Bruxelas vê tensão em 26 dos 30 grandes municípios das Canárias

Euroinmobiliaria® · · 2 min de leitura

Bruxelas vê tensão em 26 dos 30 grandes municípios das Canárias
Vista aérea de los hoteles y complejos de Costa Adeje, en el sur de Tenerife. Foto: Wouter Hagens / Wikimedia Commons (CC BY-SA 4.0)

Uma análise da Comissão Europeia divulgada a 9 de setembro de 2026 confirma o que muitas famílias das Canárias sentem todos os meses. Em 26 dos 30 municípios mais populosos das ilhas, comprar casa exige um esforço próprio de uma zona de mercado residencial tensionado. O caso extremo é Adeje, no sul de Tenerife, onde uma família precisaria de 24,5 anos de todo o seu rendimento para pagar uma habitação.

O que é uma zona tensionada

É uma área onde viver custa tanto que a lei permite às administrações intervir no mercado. Em Espanha basta cumprir um de dois critérios: a prestação da casa ou a renda, com as despesas básicas, consome mais de 30% do rendimento de um agregado médio, ou os preços subiram em cinco anos pelo menos três pontos acima do IPC, o índice que mede o custo de vida. A análise europeia usa uma medida mais direta: quantos anos de rendimento bruto custa uma casa. Com oito já há tensão; com dez ou mais, dá-se por provada.

Porque é que Adeje aparece tão acima

No conjunto de Espanha, comprar uma casa média exige cerca de oito anos de salário bruto. Em Adeje são 24,5, o triplo. O município vive do turismo e os seus habitantes concorrem no mesmo mercado com quem procura uma segunda residência ou um alojamento local, ou seja, uma casa arrendada a turistas à noite.
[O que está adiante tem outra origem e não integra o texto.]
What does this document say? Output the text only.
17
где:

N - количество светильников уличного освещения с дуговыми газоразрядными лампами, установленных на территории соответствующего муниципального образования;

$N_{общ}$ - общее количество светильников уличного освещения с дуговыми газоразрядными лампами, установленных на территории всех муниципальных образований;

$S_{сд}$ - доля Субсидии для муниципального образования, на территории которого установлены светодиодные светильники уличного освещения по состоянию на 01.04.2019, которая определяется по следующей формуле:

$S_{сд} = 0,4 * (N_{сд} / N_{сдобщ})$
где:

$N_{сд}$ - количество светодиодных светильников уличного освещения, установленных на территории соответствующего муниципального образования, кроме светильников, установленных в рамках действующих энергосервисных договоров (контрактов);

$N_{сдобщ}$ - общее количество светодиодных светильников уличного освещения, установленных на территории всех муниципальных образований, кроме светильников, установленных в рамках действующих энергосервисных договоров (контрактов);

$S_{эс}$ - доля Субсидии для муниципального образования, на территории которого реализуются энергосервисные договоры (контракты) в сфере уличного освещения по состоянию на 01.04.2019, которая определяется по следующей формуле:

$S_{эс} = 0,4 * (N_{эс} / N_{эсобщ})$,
Essa procura tem muito mais dinheiro do que um trabalhador de hotel e empurra os preços enquanto os salários locais mal crescem. As casas pagam-se a preço internacional com ordenados canários. Só Ingenio, Agüimes, Arrecife e Arucas ficam de fora da lista: localidades com mais peso residencial ou industrial, onde o preço ainda guarda relação com o que ganham os residentes.

O que mudaria com a declaração

Nas Canárias a decisão compete ao Governo regional, e Adeje espera resposta desde abril de 2024. Para quem arrenda, significaria um teto às subidas nos contratos novos e nas casas dos grandes proprietários, que em zona tensionada são quem tem cinco casas ou mais, e não dez. Para quem quer comprar, os preços não baixam de repente, mas as regras canárias impedem novas licenças de alojamento local nestas zonas, o que trava a conversão de apartamentos em alojamento turístico. Para a câmara municipal é a chave para exigir habitação a custos controlados e atuar sobre as casas vazias. Convém vigiar se o Governo das Canárias decide os pedidos pendentes antes do fim do ano e se o relatório de Bruxelas passa de diagnóstico a medidas.